Tuesday, 17 March 2015

Buying running shoes for off-road and the fells

The main things to bear in mind when shopping for shoes for off-road and fell running are:

1) they have decent GRIP - compare off-road with road shoes and you'll see the amount of grip you need. Off-road trail and fell running challenges your feet because of the uneven ground and slippy nature of mud, grass, heather etc.

Comparison of the grip on fell shoes - Inov8xtalon 212s (left) and Inov8 Roadx 238 shoes (right)
Grip (and mud from today's run!)
No grip
Mudclaw 300s with more aggressive grip
2) they FIT *YOUR* foot.
You will only know this if you try them on.
Unless you've worn a pair or tried on a reasonably new pair from a friend, avoid buying online. Some shoes suit narrow feet, others are broad fitting, but our feet are unique. It's also worth looking in the other gender's shoe section too...many men wear 'womens' shoes, and vice-versa. There really isn't any need for the separation, with the exception that 'most' men have larger feet than women, and vice-versa, there isn't a biomechanical need for the separate departments. This can be especially useful to know if you are a 'small' shoe size man, or a 'large' shoe size women.
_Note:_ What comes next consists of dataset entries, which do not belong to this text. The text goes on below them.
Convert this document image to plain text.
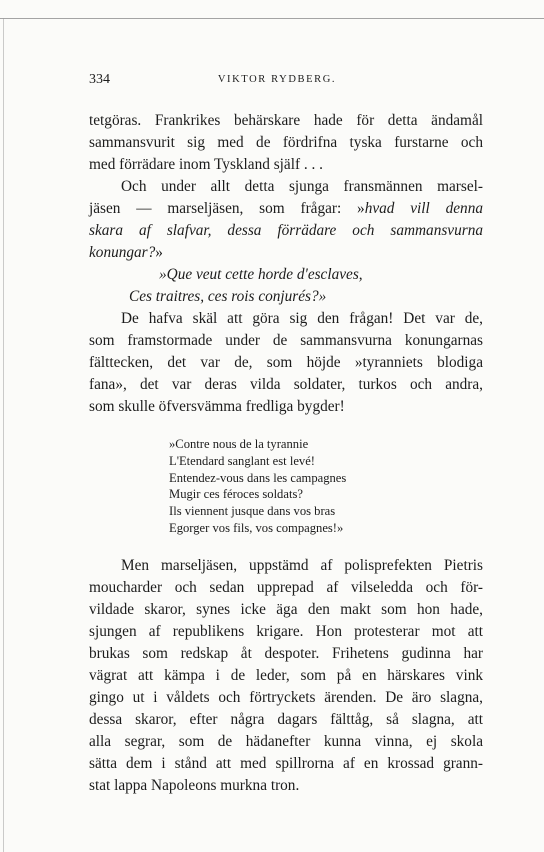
334	VIKTOR RYDBERG.
tetgöras. Frankrikes behärskare hade för detta ändamål
sammansvurit sig med de fördrifna tyska furstarne och
med förrädare inom Tyskland själf . . .
Och under allt detta sjunga fransmännen marsel-
jäsen — marseljäsen, som frågar: »hvad vill denna
skara af slafvar, dessa förrädare och sammansvurna
konungar?»
»Que veut cette horde d'esclaves,
Ces traitres, ces rois conjurés?»
De hafva skäl att göra sig den frågan! Det var de,
som framstormade under de sammansvurna konungarnas
fälttecken, det var de, som höjde »tyranniets blodiga
fana», det var deras vilda soldater, turkos och andra,
som skulle öfversvämma fredliga bygder!
»Contre nous de la tyrannie
L'Etendard sanglant est levé!
Entendez-vous dans les campagnes
Mugir ces féroces soldats?
Ils viennent jusque dans vos bras
Egorger vos fils, vos compagnes!»
Men marseljäsen, uppstämd af polisprefekten Pietris
moucharder och sedan upprepad af vilseledda och för-
vildade skaror, synes icke äga den makt som hon hade,
sjungen af republikens krigare. Hon protesterar mot att
brukas som redskap åt despoter. Frihetens gudinna har
vägrat att kämpa i de leder, som på en härskares vink
gingo ut i våldets och förtryckets ärenden. De äro slagna,
dessa skaror, efter några dagars fälttåg, så slagna, att
alla segrar, som de hädanefter kunna vinna, ej skola
sätta dem i stånd att med spillrorna af en krossad grann-
stat lappa Napoleons murkna tron.
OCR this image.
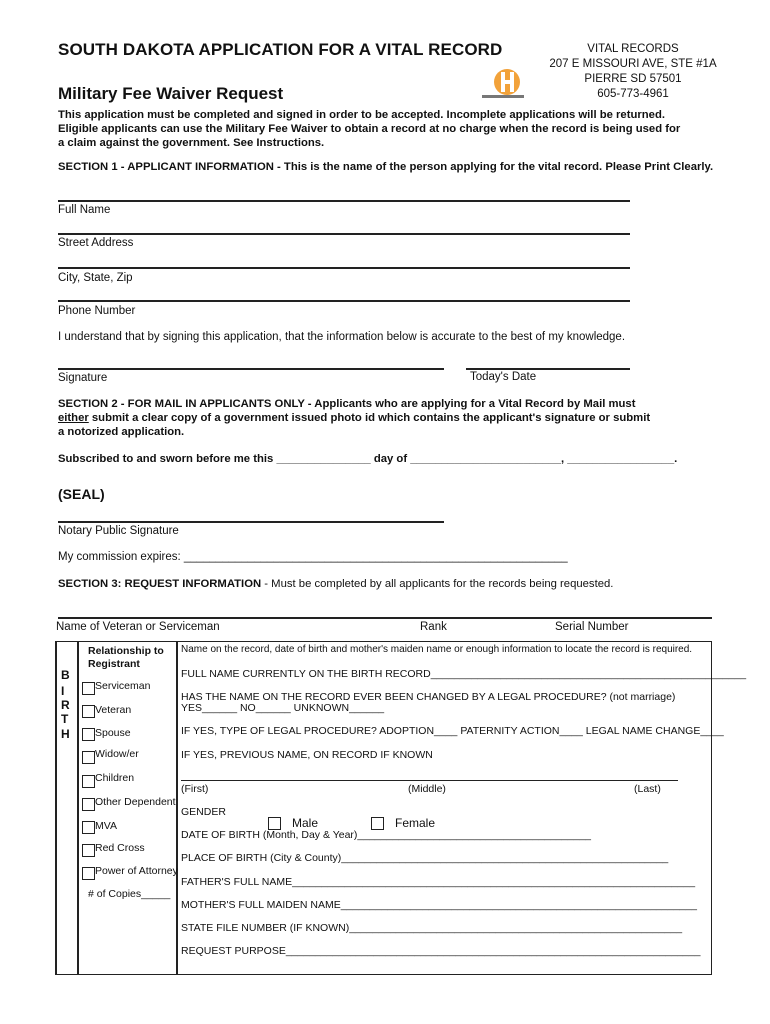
SOUTH DAKOTA APPLICATION FOR A VITAL RECORD
Military Fee Waiver Request
VITAL RECORDS
207 E MISSOURI AVE, STE #1A
PIERRE SD 57501
605-773-4961
This application must be completed and signed in order to be accepted. Incomplete applications will be returned.
Eligible applicants can use the Military Fee Waiver to obtain a record at no charge when the record is being used for
a claim against the government. See Instructions.
SECTION 1 - APPLICANT INFORMATION - This is the name of the person applying for the vital record. Please Print Clearly.
Full Name
Street Address
City, State, Zip
Phone Number
I understand that by signing this application, that the information below is accurate to the best of my knowledge.
Signature	Today's Date
SECTION 2 - FOR MAIL IN APPLICANTS ONLY - Applicants who are applying for a Vital Record by Mail must
either submit a clear copy of a government issued photo id which contains the applicant's signature or submit
a notorized application.
Subscribed to and sworn before me this _______________ day of ________________________, _________________.
(SEAL)
Notary Public Signature
My commission expires: ____________________________________________________________
SECTION 3: REQUEST INFORMATION - Must be completed by all applicants for the records being requested.
Name of Veteran or Serviceman	Rank	Serial Number
B
I
R
T
H
Relationship to
Registrant
Serviceman
Veteran
Spouse
Widow/er
Children
Other Dependent
MVA
Red Cross
Power of Attorney
# of Copies_____
Name on the record, date of birth and mother's maiden name or enough information to locate the record is required.
FULL NAME CURRENTLY ON THE BIRTH RECORD______________________________________________________
HAS THE NAME ON THE RECORD EVER BEEN CHANGED BY A LEGAL PROCEDURE? (not marriage)
YES______ NO______ UNKNOWN______
IF YES, TYPE OF LEGAL PROCEDURE? ADOPTION____ PATERNITY ACTION____ LEGAL NAME CHANGE____
IF YES, PREVIOUS NAME, ON RECORD IF KNOWN
(First)	(Middle)	(Last)
GENDER
Male	Female
DATE OF BIRTH (Month, Day & Year)________________________________________
PLACE OF BIRTH (City & County)________________________________________________________
FATHER'S FULL NAME_____________________________________________________________________
MOTHER'S FULL MAIDEN NAME_____________________________________________________________
STATE FILE NUMBER (IF KNOWN)_________________________________________________________
REQUEST PURPOSE_______________________________________________________________________
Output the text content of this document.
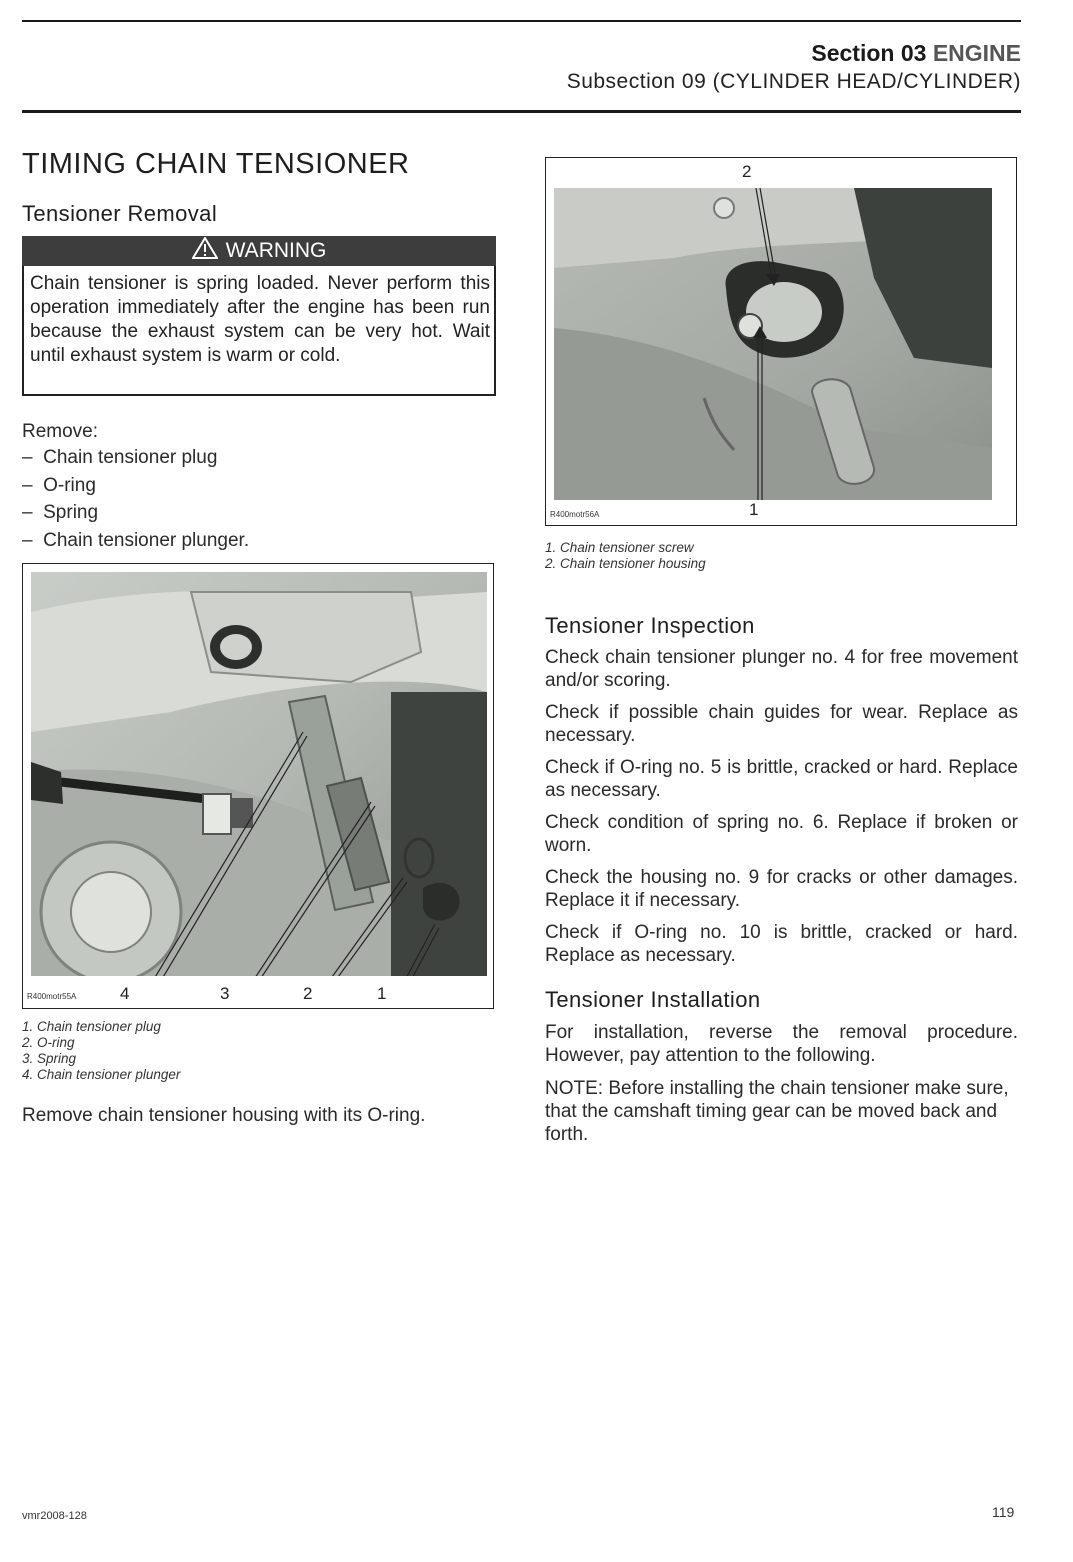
Section 03 ENGINE
Subsection 09 (CYLINDER HEAD/CYLINDER)
TIMING CHAIN TENSIONER
Tensioner Removal
WARNING
Chain tensioner is spring loaded. Never perform this operation immediately after the engine has been run because the exhaust system can be very hot. Wait until exhaust system is warm or cold.
Remove:
–  Chain tensioner plug
–  O-ring
–  Spring
–  Chain tensioner plunger.
R400motr55A	4	3	2	1
1. Chain tensioner plug
2. O-ring
3. Spring
4. Chain tensioner plunger
Remove chain tensioner housing with its O-ring.
2
R400motr56A	1
1. Chain tensioner screw
2. Chain tensioner housing
Tensioner Inspection
Check chain tensioner plunger no. 4 for free movement and/or scoring.
Check if possible chain guides for wear. Replace as necessary.
Check if O-ring no. 5 is brittle, cracked or hard. Replace as necessary.
Check condition of spring no. 6. Replace if broken or worn.
Check the housing no. 9 for cracks or other damages. Replace it if necessary.
Check if O-ring no. 10 is brittle, cracked or hard. Replace as necessary.
Tensioner Installation
For installation, reverse the removal procedure. However, pay attention to the following.
NOTE: Before installing the chain tensioner make sure, that the camshaft timing gear can be moved back and forth.
vmr2008-128	119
The cross-over tends to be around size 6-7. I know a few small shoe sized friends who also find shoes that fit them in the kids section.
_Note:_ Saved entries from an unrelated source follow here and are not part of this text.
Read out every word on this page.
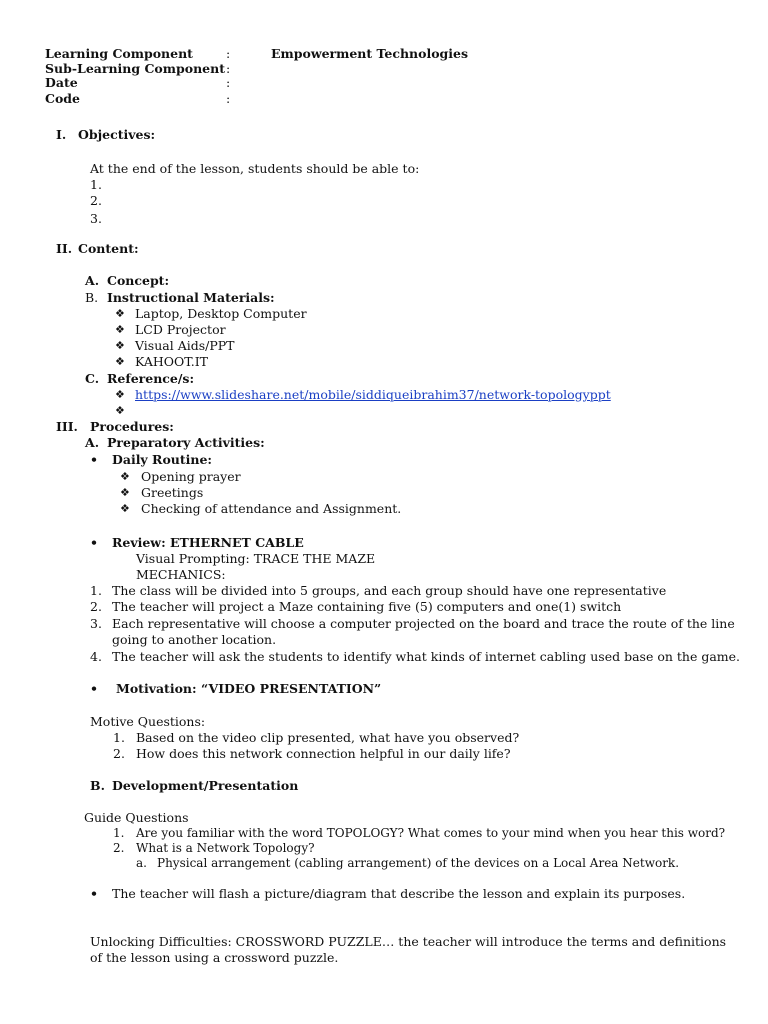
Learning Component	:	Empowerment Technologies
Sub-Learning Component :
Date	:
Code	:
I. Objectives:
At the end of the lesson, students should be able to:
1.
2.
3.
II. Content:
A. Concept:
B. Instructional Materials:
❖ Laptop, Desktop Computer
❖ LCD Projector
❖ Visual Aids/PPT
❖ KAHOOT.IT
C. Reference/s:
❖ https://www.slideshare.net/mobile/siddiqueibrahim37/network-topologyppt
❖
III. Procedures:
A. Preparatory Activities:
• Daily Routine:
❖ Opening prayer
❖ Greetings
❖ Checking of attendance and Assignment.
• Review: ETHERNET CABLE
Visual Prompting: TRACE THE MAZE
MECHANICS:
1. The class will be divided into 5 groups, and each group should have one representative
2. The teacher will project a Maze containing five (5) computers and one(1) switch
3. Each representative will choose a computer projected on the board and trace the route of the line
going to another location.
4. The teacher will ask the students to identify what kinds of internet cabling used base on the game.
• Motivation: “VIDEO PRESENTATION”
Motive Questions:
1. Based on the video clip presented, what have you observed?
2. How does this network connection helpful in our daily life?
B. Development/Presentation
Guide Questions
1. Are you familiar with the word TOPOLOGY? What comes to your mind when you hear this word?
2. What is a Network Topology?
a. Physical arrangement (cabling arrangement) of the devices on a Local Area Network.
• The teacher will flash a picture/diagram that describe the lesson and explain its purposes.
Unlocking Difficulties: CROSSWORD PUZZLE… the teacher will introduce the terms and definitions
of the lesson using a crossword puzzle.
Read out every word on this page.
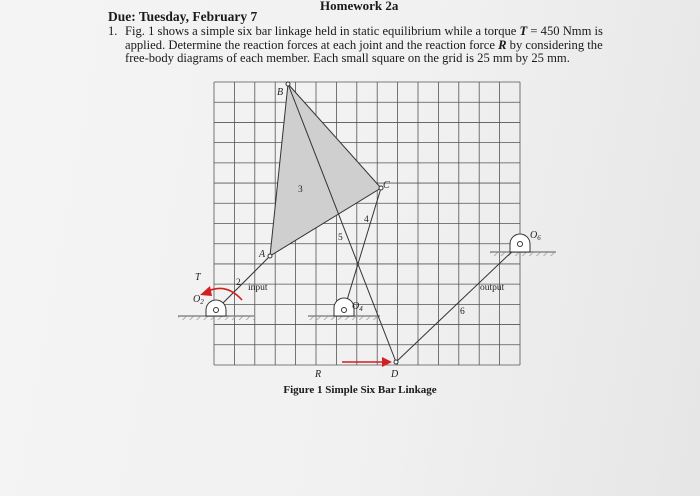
Homework 2a
Due: Tuesday, February 7
1. Fig. 1 shows a simple six bar linkage held in static equilibrium while a torque T = 450 Nmm is applied. Determine the reaction forces at each joint and the reaction force R by considering the free-body diagrams of each member. Each small square on the grid is 25 mm by 25 mm.
B
C
A
D
T
R
$O_2$	$O_4$
$O_6$
2
3
4
5
6
input	output
Figure 1 Simple Six Bar Linkage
Buying in a shop ***beware of the sales person***
Ask them what running they do....do they in fact run? Do they give you confidence? Do they they know what they are talking about? If not, trust your instincts.

Also, ***do not get baffled by anatomy and science***
As I said above, the key things for off-road shoes - grip, and fit. When the assistant starts talking about pronation, over-pronation, neutral fit, etc....remember one thing - they are a SALES person, NOT a biomechanical specialist (unless they actually do have a degree in that subject - it is worth asking). I'd go as far as saying you should avoid running on their treadmill to have your gait assessed unless they are actually qualified (eg degree/PhD level) in biomechanics - most sales people will have been trained in-house, by someone else trained in-house....and their job is TO SELL you things. That means it's in their interest to baffle you with the fancy words and scare you into thinking you need custom made orthotics. The vast majority of people don't need them. I'm not saying everyone working in shops are out to get your money, but they are there to make a profit, and sometimes commission.

Key thing to remember - everyone's foot pronates - yes, that's right. Pronation is a natural part of the gait cycle and you'd have a bit of difficulty walking/running if the bones in your ankle and feet didn't pronate.
"the body absorbs the impact of the foot by rolling in pronation" http://www.physio-pedia.com/Gait_Cycle
"Pronation is a normal part of the gait cycle"  Encyclopedia of Sports Medicine,  edited by Lyle J. Micheli, M.D.

The trail shoes I've used and been happy with for comfort and grip are the Adidas Kanadias. I know a lot of people who wear them, and you can probably grab a pair for about £40, or less maybe.

My current trail shoes are the New Balance WT110 LD33 NB Trail. so far so good after 80km in them.

Any questions?
Drop me an email and I'll do my best to help you or point you to someone who can answer better than me. All information in this post is obviously my opinion based on my experience.


  1. nice, concise post Lynne. I went to a running shop today to try on some road shoes which would suit my preference for a shoe with a smaller drop than most road shoes. The sales assistant , whilst being very obliging and friendly, didn't quite get there in terms of inspiring my confidence. She did use the 'pronation' word haha! I am now going to start asking around friends to see what they think.

    Hey Lynne, what are your inov-8 roadxs like? Could they stand up to a few half-marathon ish type road runs? how cushioney are they? :)

  2. Thanks Zoe, the inov8 road shoes have been great for me, there isn't much drop (9mm I think) but as I've done some barefoot running they do feel on the cushioned side.....but that is my opinion after running in fivefingers and lots of kilometres in xtalon 212s. In fact, Inov8 say "A great introductory shoe for beginners to minimalist running with a cushioned midsole and 9 mm heel to toe drop".